Advancing and communicating marine biology knowledge to inform fisheries management and conservation
Biological research is fundamental to our assessments of fish stocks and our understanding of marine ecosystems to support fisheries management and conservation. It is a broad area of research which covers food web dynamics; fish growth, reproduction, behaviour and movements; stock structure; and contaminants.
Deriving new information from biological samples collected at sea and in port forms a core part of our work. Thanks to the success of longstanding partnerships among WCPFC members, national fisheries observer programmes, and the fishing industry, researchers now have access to many thousands of fish otoliths, gonads, stomachs, livers, dorsal spines, muscle and blood samples from tuna, edible bycatch species, and mesopelagic fishes collected from across the WCPO.
The bulk of these biological samples are housed in the WCPFC Pacific Marine Specimen Bank, located at SPC in Nouméa. This unique repository of samples allows us to tackle key eco-evolutionary questions on how WCPO marine ecosystems function, and how their fisheries are adapting to environmental and human-induced changes. To address such questions, scientists at SPC and collaborators from across the region use genetics and genomics, analyses of otolith growth, chemistry and shape, muscle stable isotope analysis, taxonomy and the study of micronekton to generate new data on fish age and growth , reproduction, movement, population connectivity and stock structure and diet and food-web dynamics in the pelagic zone. Results generated from such studies feed directly into the regional assessment models that we use to estimate stock status and provide management recommendations for commercially-important species like tropical tunas and billfish.

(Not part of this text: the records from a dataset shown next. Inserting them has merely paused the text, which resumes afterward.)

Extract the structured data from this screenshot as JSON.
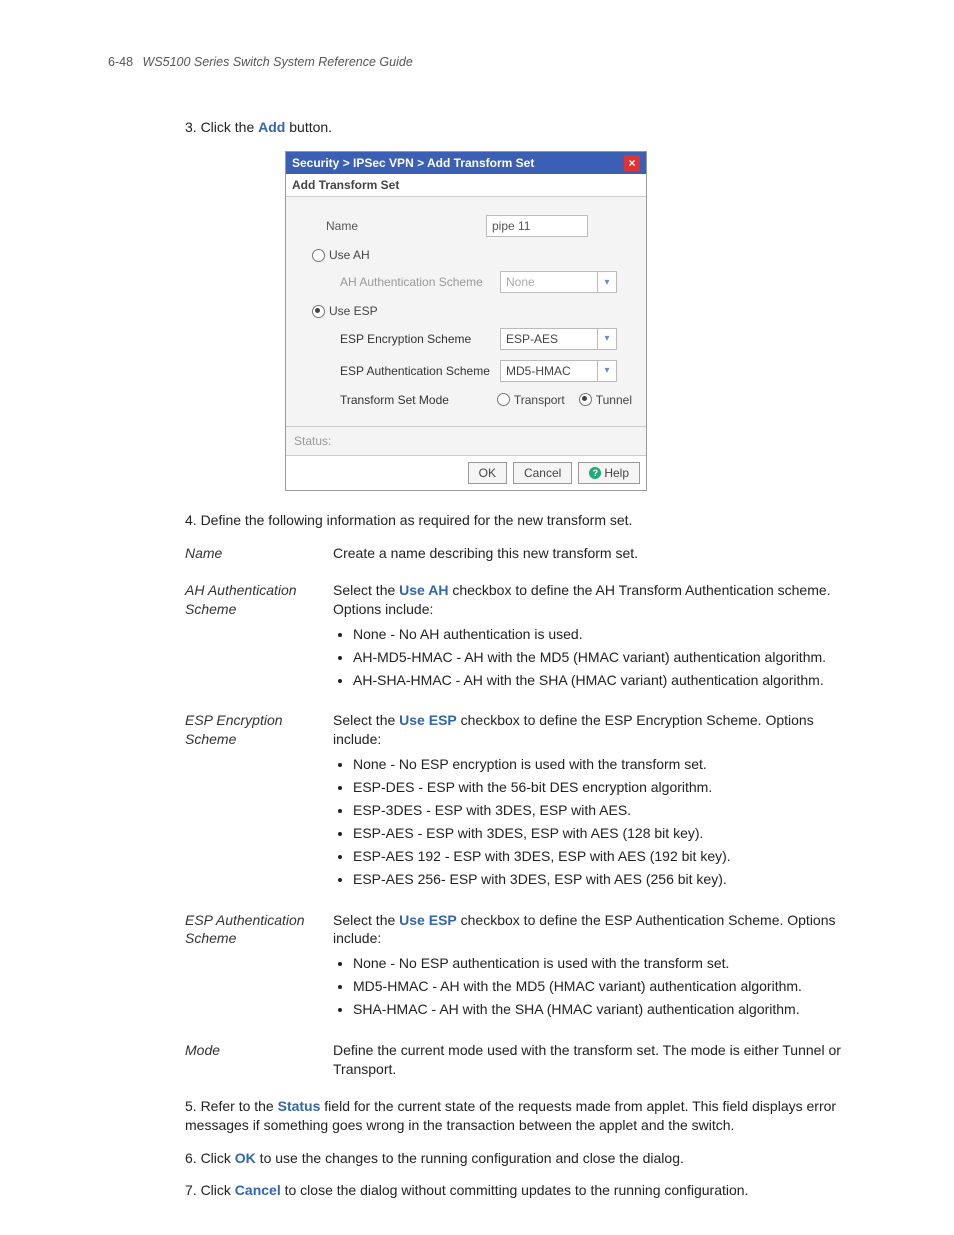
{
  "header": {
    "page_number": "6-48",
    "guide_title": "WS5100 Series Switch System Reference Guide"
  },
  "step3": {
    "prefix": "3. Click the ",
    "button": "Add",
    "suffix": " button."
  },
  "dialog": {
    "title_path": "Security > IPSec VPN > Add Transform Set",
    "subtitle": "Add Transform Set",
    "name_label": "Name",
    "name_value": "pipe 11",
    "use_ah_label": "Use AH",
    "ah_auth_label": "AH Authentication Scheme",
    "ah_auth_value": "None",
    "use_esp_label": "Use ESP",
    "esp_enc_label": "ESP Encryption Scheme",
    "esp_enc_value": "ESP-AES",
    "esp_auth_label": "ESP Authentication Scheme",
    "esp_auth_value": "MD5-HMAC",
    "mode_label": "Transform Set Mode",
    "mode_transport": "Transport",
    "mode_tunnel": "Tunnel",
    "status_label": "Status:",
    "ok": "OK",
    "cancel": "Cancel",
    "help": "Help"
  },
  "step4": {
    "text": "4. Define the following information as required for the new transform set."
  },
  "defs": {
    "name_term": "Name",
    "name_desc": "Create a name describing this new transform set.",
    "ah_term": "AH Authentication Scheme",
    "ah_intro_pre": "Select the ",
    "ah_intro_bold": "Use AH",
    "ah_intro_post": " checkbox to define the AH Transform Authentication scheme. Options include:",
    "ah_b1": "None - No AH authentication is used.",
    "ah_b2": "AH-MD5-HMAC - AH with the MD5 (HMAC variant) authentication algorithm.",
    "ah_b3": "AH-SHA-HMAC - AH with the SHA (HMAC variant) authentication algorithm.",
    "espenc_term": "ESP Encryption Scheme",
    "espenc_intro_pre": "Select the ",
    "espenc_intro_bold": "Use ESP",
    "espenc_intro_post": " checkbox to define the ESP Encryption Scheme. Options include:",
    "espenc_b1": "None - No ESP encryption is used with the transform set.",
    "espenc_b2": "ESP-DES - ESP with the 56-bit DES encryption algorithm.",
    "espenc_b3": "ESP-3DES - ESP with 3DES, ESP with AES.",
    "espenc_b4": "ESP-AES - ESP with 3DES, ESP with AES (128 bit key).",
    "espenc_b5": "ESP-AES 192 - ESP with 3DES, ESP with AES (192 bit key).",
    "espenc_b6": "ESP-AES 256- ESP with 3DES, ESP with AES (256 bit key).",
    "espauth_term": "ESP Authentication Scheme",
    "espauth_intro_pre": "Select the ",
    "espauth_intro_bold": "Use ESP",
    "espauth_intro_post": " checkbox to define the ESP Authentication Scheme. Options include:",
    "espauth_b1": "None - No ESP authentication is used with the transform set.",
    "espauth_b2": "MD5-HMAC - AH with the MD5 (HMAC variant) authentication algorithm.",
    "espauth_b3": "SHA-HMAC - AH with the SHA (HMAC variant) authentication algorithm.",
    "mode_term": "Mode",
    "mode_desc": "Define the current mode used with the transform set. The mode is either Tunnel or Transport."
  },
  "step5": {
    "pre": "5. Refer to the ",
    "bold": "Status",
    "post": " field for the current state of the requests made from applet. This field displays error messages if something goes wrong in the transaction between the applet and the switch."
  },
  "step6": {
    "pre": "6. Click ",
    "bold": "OK",
    "post": " to use the changes to the running configuration and close the dialog."
  },
  "step7": {
    "pre": "7. Click ",
    "bold": "Cancel",
    "post": " to close the dialog without committing updates to the running configuration."
  }
}
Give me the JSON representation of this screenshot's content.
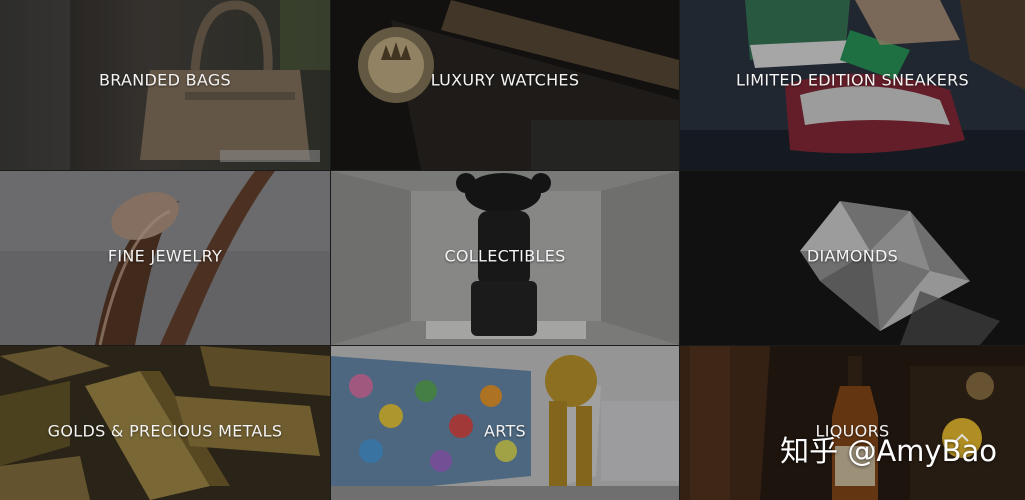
{
  "tiles": [
    {
      "label": "BRANDED BAGS"
    },
    {
      "label": "LUXURY WATCHES"
    },
    {
      "label": "LIMITED EDITION SNEAKERS"
    },
    {
      "label": "FINE JEWELRY"
    },
    {
      "label": "COLLECTIBLES"
    },
    {
      "label": "DIAMONDS"
    },
    {
      "label": "GOLDS & PRECIOUS METALS"
    },
    {
      "label": "ARTS"
    },
    {
      "label": "LIQUORS"
    }
  ],
  "watermark": "知乎 @AmyBao",
  "colors": {
    "label_text": "#f4f4f4",
    "scroll_top_bg": "#c9a227"
  },
  "icons": {
    "scroll_top": "chevron-up-icon"
  }
}
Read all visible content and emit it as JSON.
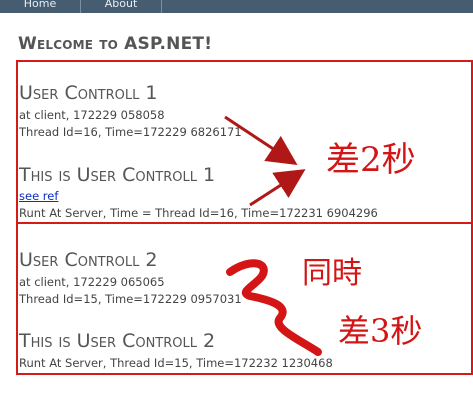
{
  "nav": {
    "home": "Home",
    "about": "About"
  },
  "page": {
    "title": "Welcome to ASP.NET!"
  },
  "control1": {
    "heading": "User Controll 1",
    "client_line": "at client, 172229 058058",
    "thread_line": "Thread Id=16, Time=172229 6826171",
    "server_heading": "This is User Controll 1",
    "link_text": "see ref",
    "server_line": "Runt At Server, Time = Thread Id=16, Time=172231 6904296"
  },
  "control2": {
    "heading": "User Controll 2",
    "client_line": "at client, 172229 065065",
    "thread_line": "Thread Id=15, Time=172229 0957031",
    "server_heading": "This is User Controll 2",
    "server_line": "Runt At Server, Thread Id=15, Time=172232 1230468"
  },
  "annotations": {
    "diff2": "差2秒",
    "same_time": "同時",
    "diff3": "差3秒",
    "color": "#d41515"
  }
}
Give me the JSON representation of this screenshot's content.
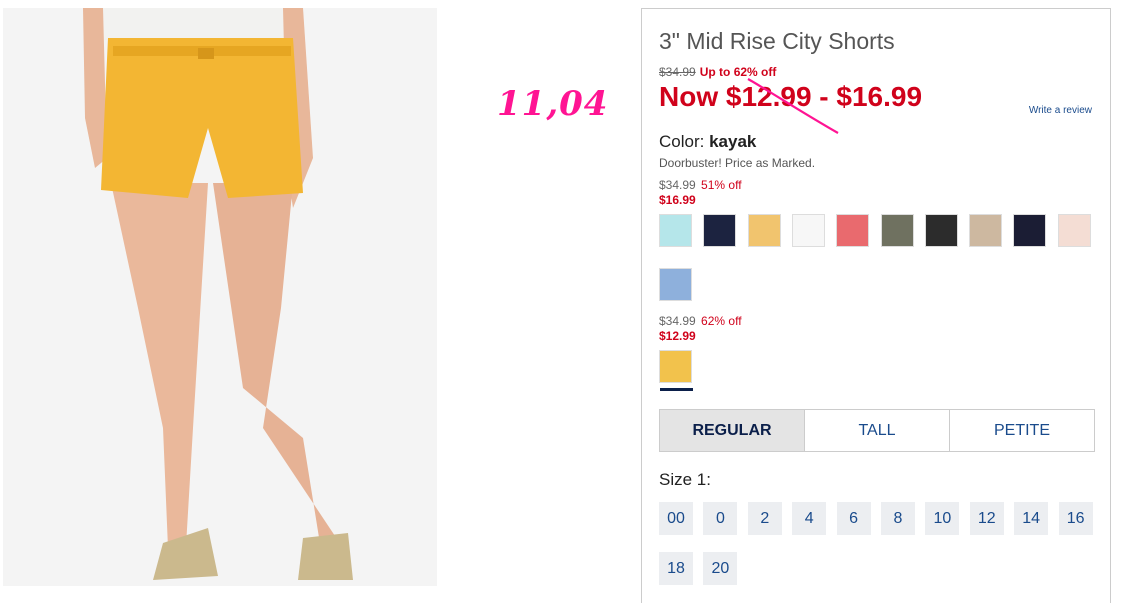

Our coastal fisheries scientists use biological samples to investigate various life history trait characteristics - such as growth, reproduction, spatial distribution - so that this information can be used for fisheries research and management. This approach is usually complementary to surveys where catch information is collected (creel or market surveys), and so tends to focus on a limited number of species. As well as giving an indication of the population status, it provides insights on how to improve the management of these species of interest.